Mitchell Trubisky is tired of it all.
The Chicago quarterback has no use for the critics. And when it comes to social media, he's taking a breather, too.
All Trubisky wants is to start training camp and see just how far the Bears can go in his second season after finishing last in the NFC North the past four years.
They came into their first practice Friday believing they are in a better position after a busy offseason. Whether they deliver largely hinges on the guy behind center.
"I'm tired of all the doubts, all the comparisons," Trubisky said. "I don't really pay attention to that. I'm tired of waiting. I'm just excited camp is here and we'll see what we can do for Year 2. So all of that stuff, I can't control none of that. All I can do is control my attitude and my effort and go out there and play the game the way I know how."
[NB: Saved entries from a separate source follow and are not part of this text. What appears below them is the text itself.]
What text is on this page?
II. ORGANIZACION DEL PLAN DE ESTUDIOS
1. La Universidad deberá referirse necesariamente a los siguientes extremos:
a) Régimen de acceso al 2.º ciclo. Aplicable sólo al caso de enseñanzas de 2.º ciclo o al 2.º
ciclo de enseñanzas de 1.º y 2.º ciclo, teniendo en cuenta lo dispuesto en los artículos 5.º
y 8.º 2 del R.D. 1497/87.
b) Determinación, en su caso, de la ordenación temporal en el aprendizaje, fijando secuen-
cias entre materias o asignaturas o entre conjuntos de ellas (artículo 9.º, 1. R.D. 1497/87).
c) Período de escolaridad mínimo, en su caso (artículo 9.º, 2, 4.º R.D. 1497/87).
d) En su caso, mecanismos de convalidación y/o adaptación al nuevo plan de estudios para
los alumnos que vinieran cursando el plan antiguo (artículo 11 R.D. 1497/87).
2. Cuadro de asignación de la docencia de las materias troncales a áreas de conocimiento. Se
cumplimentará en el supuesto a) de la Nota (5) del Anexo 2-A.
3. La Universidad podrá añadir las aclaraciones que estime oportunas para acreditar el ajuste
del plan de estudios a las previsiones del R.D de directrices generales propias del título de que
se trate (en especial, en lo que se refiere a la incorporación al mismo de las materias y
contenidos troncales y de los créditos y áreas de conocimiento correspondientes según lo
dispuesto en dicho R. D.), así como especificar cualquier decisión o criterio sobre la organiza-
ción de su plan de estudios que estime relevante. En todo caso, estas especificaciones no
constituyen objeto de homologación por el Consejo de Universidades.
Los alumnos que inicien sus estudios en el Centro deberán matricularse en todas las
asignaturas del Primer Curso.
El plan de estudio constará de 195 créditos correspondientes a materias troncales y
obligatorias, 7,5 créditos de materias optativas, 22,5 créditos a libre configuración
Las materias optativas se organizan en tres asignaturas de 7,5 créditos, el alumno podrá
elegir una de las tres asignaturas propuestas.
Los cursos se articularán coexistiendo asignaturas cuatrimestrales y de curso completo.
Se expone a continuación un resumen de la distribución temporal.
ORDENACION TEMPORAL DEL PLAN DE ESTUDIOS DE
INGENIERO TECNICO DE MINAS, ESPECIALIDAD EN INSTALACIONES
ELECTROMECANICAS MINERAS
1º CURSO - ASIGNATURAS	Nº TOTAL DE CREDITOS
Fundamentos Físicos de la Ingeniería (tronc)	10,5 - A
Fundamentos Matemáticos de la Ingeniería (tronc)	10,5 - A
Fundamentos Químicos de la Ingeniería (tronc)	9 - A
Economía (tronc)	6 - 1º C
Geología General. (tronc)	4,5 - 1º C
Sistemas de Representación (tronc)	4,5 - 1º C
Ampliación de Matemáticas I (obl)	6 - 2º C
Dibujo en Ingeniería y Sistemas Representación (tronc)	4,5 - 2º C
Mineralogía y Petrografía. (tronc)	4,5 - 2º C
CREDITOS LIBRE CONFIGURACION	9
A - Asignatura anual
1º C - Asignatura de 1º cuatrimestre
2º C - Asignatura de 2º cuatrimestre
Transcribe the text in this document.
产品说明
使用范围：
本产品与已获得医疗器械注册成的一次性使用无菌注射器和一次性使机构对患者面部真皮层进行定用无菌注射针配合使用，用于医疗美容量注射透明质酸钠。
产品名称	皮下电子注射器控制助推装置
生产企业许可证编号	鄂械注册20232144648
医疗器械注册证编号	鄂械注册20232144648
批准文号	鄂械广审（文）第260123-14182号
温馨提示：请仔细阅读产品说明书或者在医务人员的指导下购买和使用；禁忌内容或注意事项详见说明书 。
Don't ask him about the improvements Carson Wentz and Jared Goff made from Year 1 to Year 2 last season. Trubisky isn't all that interested.
The same goes for any outside critiques and distractions, so he's taking a break from social media.
"(I'm) going Zero Dark 10," he said, referencing his jersey number.
Trubisky, who hasn't posted on Twitter since July 2, said he and guard Kyle Long decided to lay off social media and focus on football, instead.
"I'm trying to put all my focus and energy into this game and what I have to do," he said. "And whatever anyone else says on the outside, whether it be positive or negative or hype or just trying to tear me down, it really doesn't matter to me. I know who I am, I know what kind of player I can be, I know my role on this team so that's really what I'm looking forward to prove to myself and my team."
Trubisky said he read a few too many comments from people who didn't know what they were talking about. He saw no reason to "let that enter my head," so he decided to block it out completely.
"For me it's just eliminating distractions and putting all my time and effort into what's important," he said.
As Trubisky goes, so probably go the Bears.
General manager Ryan Pace went all in when he traded up a spot with San Francisco to draft him with the No. 2 overall pick in 2017, staking his reputation to a quarterback with just 13 starts at North Carolina. The Bears also spent this past offseason surrounding Trubisky with the pieces they think will help him succeed, hiring an offensive-minded coach in Matt Nagy, signing former Pro Bowl receiver Allen Robinson and bringing in some more play-making targets.
"The kid genuinely cares about the game of football and his position," Nagy said. "He wants to be the greatest teammate on this team and he knows that if he does that, he'll make guys around him better."
Trubisky is in a far different spot than he was this time last year, when he began camp as the No. 3 quarterback. The Bears switched to Trubisky after Mike Glennon struggled through the first four games. But it was clear even in the preseason that he was the better option.
Now, Trubisky is front and center. It is clearly his huddle, his team. He is the leader.
The training wheels are off. Or, as Long put it, "He's got some facial hair and he's got some bass in his voice."
And Trubisky welcomes it.
"I feel a lot more comfortable than last year," he said. "I know my role, I know exactly what I need to do, I know the offense. I can just go out there and be myself. I know everybody on the team, I've earned their respect and trust and I'll continue to do so through my work ethic and how much I care about this team and this game."